La programmation et le Palmarès : une sérieuse sélection pour un Festival qui ne se prend pas au sérieux
Signe que le Festival Les Enfants Terribles grandit d’année en année en notoriété : le nombre croissant de courts-métrages soumis à la sélection. Cette année, ce sont 600 courts-métrages qui ont été inscrits, parmi lesquels seuls 33 ont été retenus.
S’agissant de la programmation, force est d’en souligner la qualité, unanimement saluée par tous les Jurys amenés à récompenser les films concourant dans la compétition.
On notera d’ailleurs que 4 films projetés à Huy figurent parmi les 10 candidats retenus lors du premier tour de sélection des Magritte du Cinéma dont la 8ème édition se tiendra le 3 février prochain. Il s’agit de :
Fugazi de Laurent Michelet
Chose assez rare pour être notée, « Fugazi » est un court métrage de science fiction, situé dans l’espace en 2039. Fugazy a remporté le prix de la meilleure production au Festival de Drama en Grèce.
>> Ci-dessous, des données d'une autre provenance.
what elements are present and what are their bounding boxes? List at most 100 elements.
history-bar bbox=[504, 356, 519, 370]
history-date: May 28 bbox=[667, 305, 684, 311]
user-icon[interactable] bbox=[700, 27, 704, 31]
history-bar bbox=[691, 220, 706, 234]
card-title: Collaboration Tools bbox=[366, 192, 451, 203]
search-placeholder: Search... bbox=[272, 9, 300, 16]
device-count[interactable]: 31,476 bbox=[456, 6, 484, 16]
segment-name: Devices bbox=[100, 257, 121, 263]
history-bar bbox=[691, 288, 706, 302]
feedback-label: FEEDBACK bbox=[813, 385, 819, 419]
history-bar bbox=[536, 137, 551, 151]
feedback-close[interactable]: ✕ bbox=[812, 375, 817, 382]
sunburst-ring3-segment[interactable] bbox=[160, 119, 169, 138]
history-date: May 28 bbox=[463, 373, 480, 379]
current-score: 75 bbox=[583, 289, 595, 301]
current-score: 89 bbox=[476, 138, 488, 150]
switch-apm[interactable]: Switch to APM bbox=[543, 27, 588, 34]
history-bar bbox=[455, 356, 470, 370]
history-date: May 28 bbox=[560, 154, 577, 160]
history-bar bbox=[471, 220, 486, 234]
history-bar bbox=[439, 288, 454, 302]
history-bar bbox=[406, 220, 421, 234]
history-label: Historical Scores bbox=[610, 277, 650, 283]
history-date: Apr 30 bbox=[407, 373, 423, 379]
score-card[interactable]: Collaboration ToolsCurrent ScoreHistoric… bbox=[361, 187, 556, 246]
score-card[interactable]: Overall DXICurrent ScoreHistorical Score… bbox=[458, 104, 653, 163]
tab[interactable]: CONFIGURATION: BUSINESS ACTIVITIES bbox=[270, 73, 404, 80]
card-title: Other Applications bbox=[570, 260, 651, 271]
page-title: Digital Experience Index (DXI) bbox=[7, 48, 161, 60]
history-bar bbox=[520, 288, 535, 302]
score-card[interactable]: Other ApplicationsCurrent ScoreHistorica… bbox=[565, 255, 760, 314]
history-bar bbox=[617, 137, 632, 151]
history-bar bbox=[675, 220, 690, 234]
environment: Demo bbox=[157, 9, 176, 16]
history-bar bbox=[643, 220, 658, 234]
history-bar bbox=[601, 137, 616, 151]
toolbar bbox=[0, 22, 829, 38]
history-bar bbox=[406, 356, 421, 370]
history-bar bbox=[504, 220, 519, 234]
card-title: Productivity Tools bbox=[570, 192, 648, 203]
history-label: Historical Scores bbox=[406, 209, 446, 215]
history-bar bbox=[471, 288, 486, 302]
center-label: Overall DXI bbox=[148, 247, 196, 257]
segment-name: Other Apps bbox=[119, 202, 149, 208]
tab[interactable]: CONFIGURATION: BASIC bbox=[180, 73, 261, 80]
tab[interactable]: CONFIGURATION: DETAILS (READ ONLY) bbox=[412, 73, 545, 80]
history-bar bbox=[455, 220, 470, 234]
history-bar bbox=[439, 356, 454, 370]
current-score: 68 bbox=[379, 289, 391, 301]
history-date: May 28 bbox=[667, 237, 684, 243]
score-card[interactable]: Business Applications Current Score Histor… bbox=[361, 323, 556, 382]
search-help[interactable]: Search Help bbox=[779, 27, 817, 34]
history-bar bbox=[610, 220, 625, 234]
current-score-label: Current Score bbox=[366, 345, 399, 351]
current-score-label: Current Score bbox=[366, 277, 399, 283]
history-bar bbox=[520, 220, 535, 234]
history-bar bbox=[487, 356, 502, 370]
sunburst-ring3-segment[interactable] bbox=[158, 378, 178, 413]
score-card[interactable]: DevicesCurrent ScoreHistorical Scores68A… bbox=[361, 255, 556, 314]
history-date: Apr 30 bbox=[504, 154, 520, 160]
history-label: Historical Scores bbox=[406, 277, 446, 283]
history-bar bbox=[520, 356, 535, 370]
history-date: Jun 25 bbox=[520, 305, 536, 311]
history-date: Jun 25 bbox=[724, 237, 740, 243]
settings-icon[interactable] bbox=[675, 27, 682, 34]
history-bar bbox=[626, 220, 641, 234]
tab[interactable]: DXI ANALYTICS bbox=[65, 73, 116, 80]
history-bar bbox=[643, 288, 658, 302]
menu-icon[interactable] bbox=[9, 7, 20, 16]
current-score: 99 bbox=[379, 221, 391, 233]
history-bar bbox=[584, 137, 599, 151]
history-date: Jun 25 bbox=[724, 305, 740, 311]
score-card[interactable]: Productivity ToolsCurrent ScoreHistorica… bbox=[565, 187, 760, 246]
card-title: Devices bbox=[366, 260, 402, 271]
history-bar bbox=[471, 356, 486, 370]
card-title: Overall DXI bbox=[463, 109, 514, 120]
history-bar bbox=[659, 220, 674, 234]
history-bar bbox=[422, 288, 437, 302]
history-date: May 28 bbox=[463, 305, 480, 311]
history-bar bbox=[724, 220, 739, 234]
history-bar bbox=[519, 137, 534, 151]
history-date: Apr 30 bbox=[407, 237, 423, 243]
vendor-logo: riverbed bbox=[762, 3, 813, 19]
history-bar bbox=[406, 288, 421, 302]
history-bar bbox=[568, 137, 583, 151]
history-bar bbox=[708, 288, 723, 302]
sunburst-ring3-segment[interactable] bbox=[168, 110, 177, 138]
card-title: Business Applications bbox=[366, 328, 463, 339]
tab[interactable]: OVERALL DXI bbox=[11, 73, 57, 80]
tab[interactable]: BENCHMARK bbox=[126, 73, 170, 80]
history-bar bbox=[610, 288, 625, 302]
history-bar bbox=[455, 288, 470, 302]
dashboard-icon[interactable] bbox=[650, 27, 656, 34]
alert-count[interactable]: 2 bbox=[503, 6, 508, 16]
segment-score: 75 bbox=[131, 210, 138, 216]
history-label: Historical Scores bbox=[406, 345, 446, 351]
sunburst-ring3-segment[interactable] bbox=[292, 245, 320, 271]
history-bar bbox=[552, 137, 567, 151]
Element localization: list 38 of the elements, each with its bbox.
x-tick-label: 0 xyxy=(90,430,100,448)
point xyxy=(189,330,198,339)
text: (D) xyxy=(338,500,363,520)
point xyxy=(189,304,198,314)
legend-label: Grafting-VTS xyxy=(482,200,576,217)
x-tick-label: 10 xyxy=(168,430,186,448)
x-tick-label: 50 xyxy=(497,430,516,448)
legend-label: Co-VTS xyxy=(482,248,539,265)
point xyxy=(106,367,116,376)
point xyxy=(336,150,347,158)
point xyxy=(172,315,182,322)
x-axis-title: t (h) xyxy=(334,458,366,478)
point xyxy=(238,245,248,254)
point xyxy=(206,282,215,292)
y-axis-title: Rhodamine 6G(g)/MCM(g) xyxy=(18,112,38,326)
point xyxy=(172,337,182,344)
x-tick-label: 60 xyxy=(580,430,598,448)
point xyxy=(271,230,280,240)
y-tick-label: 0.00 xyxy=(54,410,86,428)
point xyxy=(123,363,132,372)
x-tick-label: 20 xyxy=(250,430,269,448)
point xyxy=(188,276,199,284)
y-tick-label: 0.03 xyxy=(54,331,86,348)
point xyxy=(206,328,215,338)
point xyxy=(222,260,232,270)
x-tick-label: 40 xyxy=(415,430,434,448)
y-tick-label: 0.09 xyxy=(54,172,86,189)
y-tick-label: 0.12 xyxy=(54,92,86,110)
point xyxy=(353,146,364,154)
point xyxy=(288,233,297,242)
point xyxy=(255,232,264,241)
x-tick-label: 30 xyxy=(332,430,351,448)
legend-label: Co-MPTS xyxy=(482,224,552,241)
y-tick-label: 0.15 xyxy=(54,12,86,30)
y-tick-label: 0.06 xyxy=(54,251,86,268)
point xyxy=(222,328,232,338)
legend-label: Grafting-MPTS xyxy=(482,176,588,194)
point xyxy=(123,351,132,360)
Kapitalistis de Pablo Muñoz Gomez
Nominé l’année dernière pour son documentaire Intégration Inch’Allah, Pablo Muñoz Gomez a déjà remporté le Magritte du Meilleur Court Métrage pour Welkom en 2014. Kapitalistis a obtenu une mention spéciale au FIFF ainsi qu’au LET.
Les Petites Mains de Rémi Allier
Les Petites Mains est le troisième film de Rémi Allier après « Jan » (co-réalisé avec... Pablo Munoz Gomez !) et « Zinneke » (2013).
May Day de Fedrik De Beul et Olivier Magis
May Day est la première fiction d’Olivier Magis, auteur de nombreux documentaires, et la 3ème de Fedrik De Beul, également enseignant en cinéma.
Parmi les films figurant au Palmarès, on remarquera notamment le Prix de la Critique UCC – UPCB décerné à « Ice » d’Anna Hints pour sa qualité photographique et sa poésie métaphysique ainsi que le Prix de la Trois récompensant « In Ayas’ Augen » de David Wagner pour sa mise en scène ainsi que pour l’originalité avec laquelle il aborde un sujet malheureusement trop actuel. (On notera d’ailleurs au passage la présence au générique de Halima Ilter, héroïne de « Zagros » premier long-métrage de Sahim Omar Kalifa.)
On regrettera par contre l’absence au Palmarès de « Les Petites mains » de Rémi Allier qui, avec un savoir-faire remarquable, une intelligence subtile et un effet miroir développé toute en finesse, filme à hauteur d’enfant un sujet absurdement adulte.